Co-transcriptional histone methylations

Genes transcribed by RNA polymerase II show a stereotypical pattern of histone H3 methylations. H3K4 trimethylation peaks near the transcription start site, with dimethylation peaking further downstream. H3K36 methylation levels increase with distance from the promoter. It is not yet completely understood how this pattern is generated, but the mechanism involves direct interactions between the transcribing polymerase and the methyltransferases Set1/COMPASS (for H3K4) and Set2 (for H3K36). We are working towards a better understanding of how this coupling works. We are also very interested in the function of these co-transcriptional histone modifications.
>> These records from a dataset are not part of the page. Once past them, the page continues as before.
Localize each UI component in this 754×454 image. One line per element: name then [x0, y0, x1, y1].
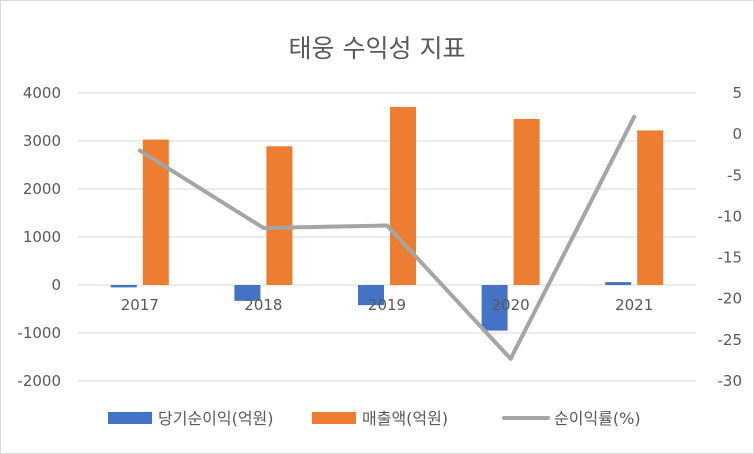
- legend-swatch: [108, 412, 152, 424]
- y-left-tick-label: -1000: [17, 324, 61, 342]
- bar-net-income-2017: [110, 285, 137, 288]
- bar-net-income-2020: [481, 285, 508, 331]
- y-right-tick-label: -5: [727, 166, 742, 184]
- x-tick-labels: 2017 2018 2019 2020 2021: [121, 296, 654, 314]
- bars: [110, 106, 664, 331]
- legend: 당기순이익(억원) 매출액(억원) 순이익률(%): [108, 409, 641, 428]
- legend-swatch: [312, 412, 356, 424]
- bar-revenue-2018: [266, 146, 293, 285]
- gridlines: [78, 92, 696, 382]
- y-left-tick-labels: 4000 3000 2000 1000 0 -1000 -2000: [17, 84, 61, 390]
- bar-net-income-2019: [358, 285, 384, 306]
- y-left-tick-label: 3000: [23, 132, 61, 150]
- y-right-tick-label: -10: [718, 207, 743, 225]
- x-tick-label: 2020: [492, 296, 530, 314]
- y-right-tick-label: -20: [718, 290, 743, 308]
- y-left-tick-label: -2000: [17, 372, 61, 390]
- y-left-tick-label: 1000: [23, 228, 61, 246]
- chart-title: 태웅 수익성 지표: [289, 34, 466, 63]
- line-margin-series: [137, 114, 637, 361]
- x-tick-label: 2019: [368, 296, 406, 314]
- y-right-tick-label: -15: [718, 249, 743, 267]
- line-series: [137, 114, 637, 361]
- x-tick-label: 2018: [244, 296, 282, 314]
- bar-net-income-2018: [234, 285, 261, 301]
- legend-label: 당기순이익(억원): [158, 409, 274, 428]
- legend-label: 순이익률(%): [554, 409, 641, 428]
- y-right-tick-label: 5: [732, 84, 742, 102]
- bar-net-income-2021: [605, 282, 632, 285]
- y-left-tick-label: 4000: [23, 84, 61, 102]
- y-right-tick-label: 0: [732, 125, 742, 143]
- bar-revenue-2020: [513, 118, 540, 285]
- y-left-tick-label: 0: [51, 276, 61, 294]
- y-left-tick-label: 2000: [23, 180, 61, 198]
- y-right-tick-label: -30: [718, 372, 743, 390]
- x-tick-label: 2017: [121, 296, 159, 314]
- bar-revenue-2019: [390, 106, 416, 285]
- y-right-tick-labels: 5 0 -5 -10 -15 -20 -25 -30: [718, 84, 743, 390]
- bar-revenue-2021: [637, 130, 664, 285]
- y-right-tick-label: -25: [718, 331, 743, 349]
- x-tick-label: 2021: [615, 296, 653, 314]
- legend-label: 매출액(억원): [362, 409, 448, 428]
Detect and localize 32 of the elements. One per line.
Previous work has shown that methylated H3K36 recruits the histone deacetylase complex Rpd3S and that H3K4me2 recruits the Set3C histone deacetylase complex. Therefore, a major function of co-transcriptional histone methylation is to reset transcribed chromatin to a state less conducive to nucleosome turnover. This pathway represses cryptic promoters inside the transcribed gene, but also slows transcription elongation through this region. We and others have found that these histone methylation-deacetylation pathways can be targeted via overlapping non-coding transcription to regulate nearby promoters. In contrast to H3K4me2 and H3K36me2/3, H3K4me3 correlates with high turnover nucleosomes near transcription start sites. Available data suggests that H3K4me3 is recognized by three complexes containing ING/Yng proteins via their PHD finger domains. The yeast proteins Yng1 and Yng2 (as well as their metazoan counterparts) are subunits of histone acetyltransferase complexes, suggesting that H3K4me3 can target histone acetylation. Since acetylation is correlated with nucleosome remodeling, this putative pathway could be important for gene activation. Surprisingly, the third Yng protein (Pho23, as well as its metazoan counterparts) is a subunit of the Rpd3L histone deacetylase complex, hinting at a more complex series or cycle of acetylation and deacetylation. We are continuing to probe the functions of these pathways and some of our latest work will be presented.